The attacks in Paris on Friday 13th, killed over 120 people and were the deadliest terrorist attacks carried out by an Islamic terrorist group in the West, for over a decade. It was confirmed shortly after that ISIS, the theological quasi-state has claimed responsibility for the Paris attacks, managing to garner the combined disgust of every government on the planet. Cameron, Putin, Obama, Hollande, all seem to agree now on the need to end ISIS once and for all. Even Cameron for instance has stated his willingness to negotiate with Putin over Assad remaining in power, exemplifying this determination to tackle ISIS.

However, there remains a glaring strategic gap in the Western world, the outright refusal to use ground troops in the Middle East. This is the uncomfortable truth, this is the option that must be on the table if we truly wish to have a stable Middle East, eradicate ISIS and stop these kinds of attacks from happening in Paris, New York or Beirut ever again. A dangerous precedent has been set in recent times, it seems intervention indiscriminately from the air is acceptable, but that strategically using ground troops to minimise collateral damage is not.

The barrier that holds the West back from achieving a meaningful long-term strategic solution in the Middle East, is the memory of Iraq and the deadly mistakes made. The Iraq War, created a power vacuum in which Islamic State could grow and create an abhorrent warped manifestation of Islamic theocracy in which it could flourish. However, it would be a naive misconception to think that contemporary Western intervention is the source of all current problems, or that the Middle East was a byword for stability before it. In short, the Western powers and their populations need to get over the hangover of Iraq, and learn that inaction has just as many consequences as action.

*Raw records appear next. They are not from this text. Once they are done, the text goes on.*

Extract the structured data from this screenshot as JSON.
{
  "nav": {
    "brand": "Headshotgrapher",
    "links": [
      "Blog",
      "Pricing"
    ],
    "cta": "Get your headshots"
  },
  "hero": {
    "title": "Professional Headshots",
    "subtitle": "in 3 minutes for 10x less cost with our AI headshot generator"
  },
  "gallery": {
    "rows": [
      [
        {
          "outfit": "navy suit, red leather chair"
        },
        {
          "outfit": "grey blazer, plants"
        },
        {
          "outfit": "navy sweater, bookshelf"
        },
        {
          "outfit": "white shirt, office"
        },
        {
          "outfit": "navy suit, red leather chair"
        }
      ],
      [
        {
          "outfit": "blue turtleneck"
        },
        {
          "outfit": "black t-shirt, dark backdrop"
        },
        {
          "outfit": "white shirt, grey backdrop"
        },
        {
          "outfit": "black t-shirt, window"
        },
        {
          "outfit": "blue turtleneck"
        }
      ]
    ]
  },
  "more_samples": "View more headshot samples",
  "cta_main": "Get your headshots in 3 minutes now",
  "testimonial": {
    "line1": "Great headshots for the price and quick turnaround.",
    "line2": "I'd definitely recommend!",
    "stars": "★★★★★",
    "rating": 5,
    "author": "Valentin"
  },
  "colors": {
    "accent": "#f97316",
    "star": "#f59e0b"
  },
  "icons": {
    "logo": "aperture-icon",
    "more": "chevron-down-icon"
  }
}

The root problem of Iraq and Syria can be found in the arbitrary border that slices through Mesopotamia. ISIS territory corresponds, with unnerving accuracy, with where the majority of Syrian and Iraqi Sunni populations reside. Sunni ISIS have gained traction as a violent response to the Shia dominated governments of Syria and Iraq, and solely bombing them will not outright destroy them, or their ideology, and will only serve to act as a propaganda tool.

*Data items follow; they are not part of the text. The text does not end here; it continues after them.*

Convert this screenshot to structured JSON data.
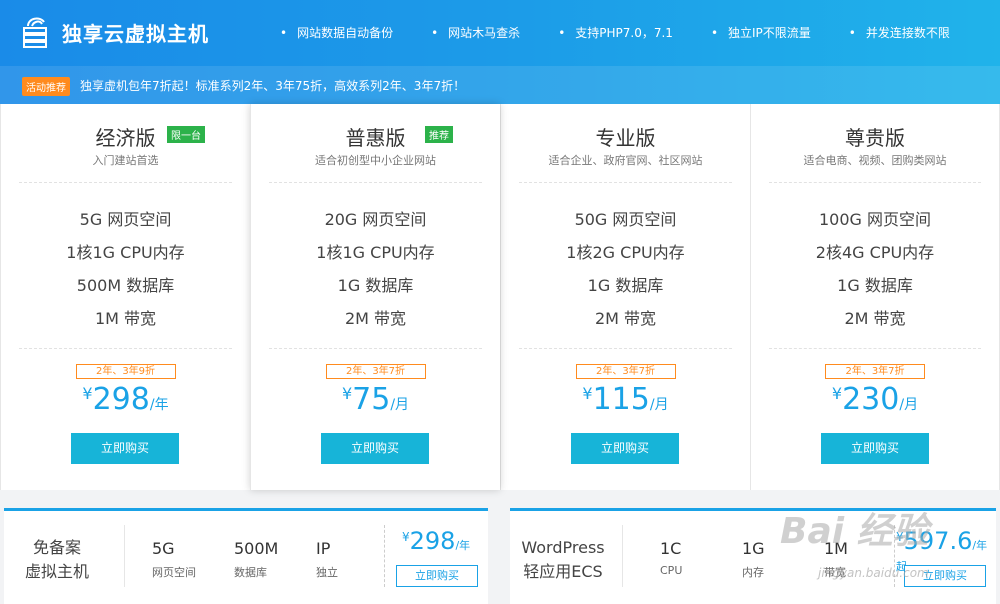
{
  "header": {
    "title": "独享云虚拟主机",
    "features": [
      "网站数据自动备份",
      "网站木马查杀",
      "支持PHP7.0，7.1",
      "独立IP不限流量",
      "并发连接数不限"
    ],
    "promo_tag": "活动推荐",
    "promo_text": "独享虚机包年7折起！标准系列2年、3年75折，高效系列2年、3年7折！"
  },
  "plans": [
    {
      "name": "经济版",
      "badge": "限一台",
      "subtitle": "入门建站首选",
      "specs": [
        "5G 网页空间",
        "1核1G CPU内存",
        "500M 数据库",
        "1M 带宽"
      ],
      "discount": "2年、3年9折",
      "currency": "¥",
      "price": "298",
      "unit": "/年",
      "button": "立即购买"
    },
    {
      "name": "普惠版",
      "badge": "推荐",
      "subtitle": "适合初创型中小企业网站",
      "specs": [
        "20G 网页空间",
        "1核1G CPU内存",
        "1G 数据库",
        "2M 带宽"
      ],
      "discount": "2年、3年7折",
      "currency": "¥",
      "price": "75",
      "unit": "/月",
      "button": "立即购买"
    },
    {
      "name": "专业版",
      "badge": "",
      "subtitle": "适合企业、政府官网、社区网站",
      "specs": [
        "50G 网页空间",
        "1核2G CPU内存",
        "1G 数据库",
        "2M 带宽"
      ],
      "discount": "2年、3年7折",
      "currency": "¥",
      "price": "115",
      "unit": "/月",
      "button": "立即购买"
    },
    {
      "name": "尊贵版",
      "badge": "",
      "subtitle": "适合电商、视频、团购类网站",
      "specs": [
        "100G 网页空间",
        "2核4G CPU内存",
        "1G 数据库",
        "2M 带宽"
      ],
      "discount": "2年、3年7折",
      "currency": "¥",
      "price": "230",
      "unit": "/月",
      "button": "立即购买"
    }
  ],
  "bottom_cards": [
    {
      "title_line1": "免备案",
      "title_line2": "虚拟主机",
      "specs": [
        {
          "value": "5G",
          "label": "网页空间"
        },
        {
          "value": "500M",
          "label": "数据库"
        },
        {
          "value": "IP",
          "label": "独立"
        }
      ],
      "currency": "¥",
      "price": "298",
      "unit": "/年",
      "button": "立即购买"
    },
    {
      "title_line1": "WordPress",
      "title_line2": "轻应用ECS",
      "specs": [
        {
          "value": "1C",
          "label": "CPU"
        },
        {
          "value": "1G",
          "label": "内存"
        },
        {
          "value": "1M",
          "label": "带宽"
        }
      ],
      "currency": "¥",
      "price": "597.6",
      "unit": "/年起",
      "button": "立即购买"
    }
  ],
  "watermark": {
    "text": "Bai 经验",
    "url": "jingyan.baidu.com"
  },
  "colors": {
    "header_start": "#1a8be8",
    "header_end": "#20b3ea",
    "accent": "#1aa2e6",
    "button": "#17b4d8",
    "promo_tag": "#ff8b1e",
    "badge_green": "#2cb24a"
  }
}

Instead, our response that takes place after 13/11, has provided an unprecedented opportunity to give the oppressed peoples of the Middle East a clean break and a fresh start and make amends for our horrendous misjudgments in Iraq. By deploying ground troops we can send a message to our supposed allies Turkey and Saudi Arabia, that it is not ok to complicity allow ISIS supply lines to exist. We can show that it is not ok to oppress and deny the Kurds their rightful claims to a state, when they are doing their utmost to fight medieval methods of governance ISIS uses. By using ground troops we can show to Middle Eastern populations that we will stand by them in their quest for human rights, the rule of law and long-term stability.

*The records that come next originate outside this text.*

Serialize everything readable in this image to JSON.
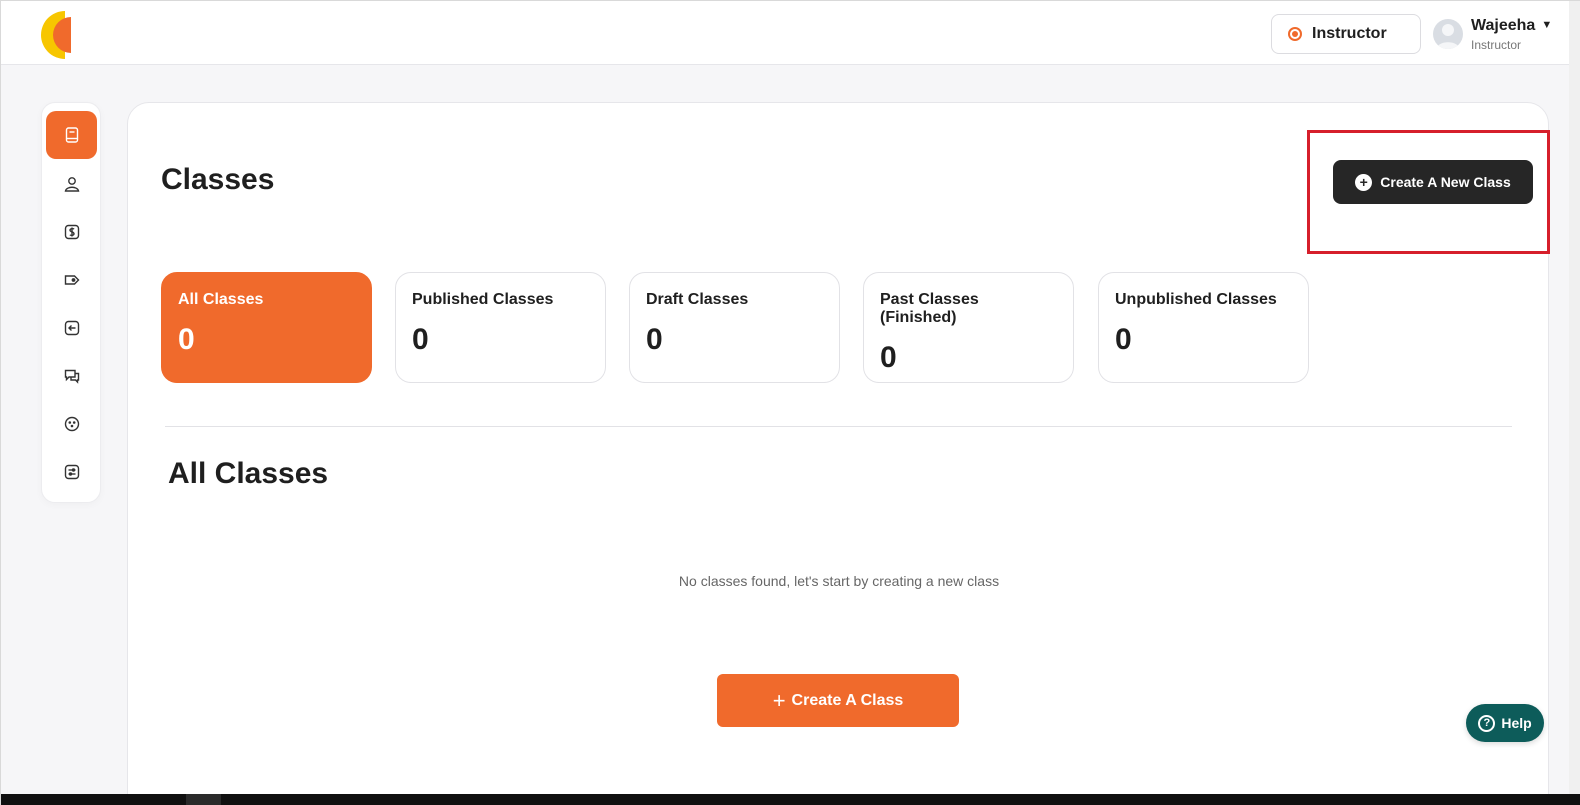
{
  "header": {
    "role_button_label": "Instructor",
    "user_name": "Wajeeha",
    "user_role": "Instructor"
  },
  "sidebar": {
    "items": [
      {
        "icon": "book-icon",
        "active": true
      },
      {
        "icon": "user-icon",
        "active": false
      },
      {
        "icon": "dollar-icon",
        "active": false
      },
      {
        "icon": "tag-icon",
        "active": false
      },
      {
        "icon": "login-arrow-icon",
        "active": false
      },
      {
        "icon": "chat-icon",
        "active": false
      },
      {
        "icon": "smiley-icon",
        "active": false
      },
      {
        "icon": "settings-list-icon",
        "active": false
      }
    ]
  },
  "main": {
    "page_title": "Classes",
    "new_class_button": "Create A New Class",
    "stats": [
      {
        "label": "All Classes",
        "value": "0"
      },
      {
        "label": "Published Classes",
        "value": "0"
      },
      {
        "label": "Draft Classes",
        "value": "0"
      },
      {
        "label": "Past Classes (Finished)",
        "value": "0"
      },
      {
        "label": "Unpublished Classes",
        "value": "0"
      }
    ],
    "section_title": "All Classes",
    "empty_message": "No classes found, let's start by creating a new class",
    "create_button": "Create A Class"
  },
  "help_button": "Help",
  "colors": {
    "accent": "#f06a2c",
    "dark_button": "#262626",
    "help": "#0d5c5a",
    "highlight": "#d61f2b"
  }
}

By putting ground troops into service and using them to pacify and change what remains of Iraq and Syria, we can create the beginnings of a long-term peace, helping to stop the flow of refugees coming to the EU and give its stretched institutions some breathing space to deal with the humanitarian catastrophe unfolding. If we can halt or slow this flow of people it will undermine the credibility of Eurosceptic parties intent on using the migrant crisis created by ISIS to divide our multicultural society, and break the EU apart. It’s stated by many that ISIS want jihad, want war, want to become martyrs, while this is true to some extent, they also want to destroy Western civilisation from the inside. Achieving the collapse of the European Union will be the first stepping-stone for this aspiration.

The choice is clear; we must act now in tandem with Russia and the Security Council. The time has come to end the life of Islamic State.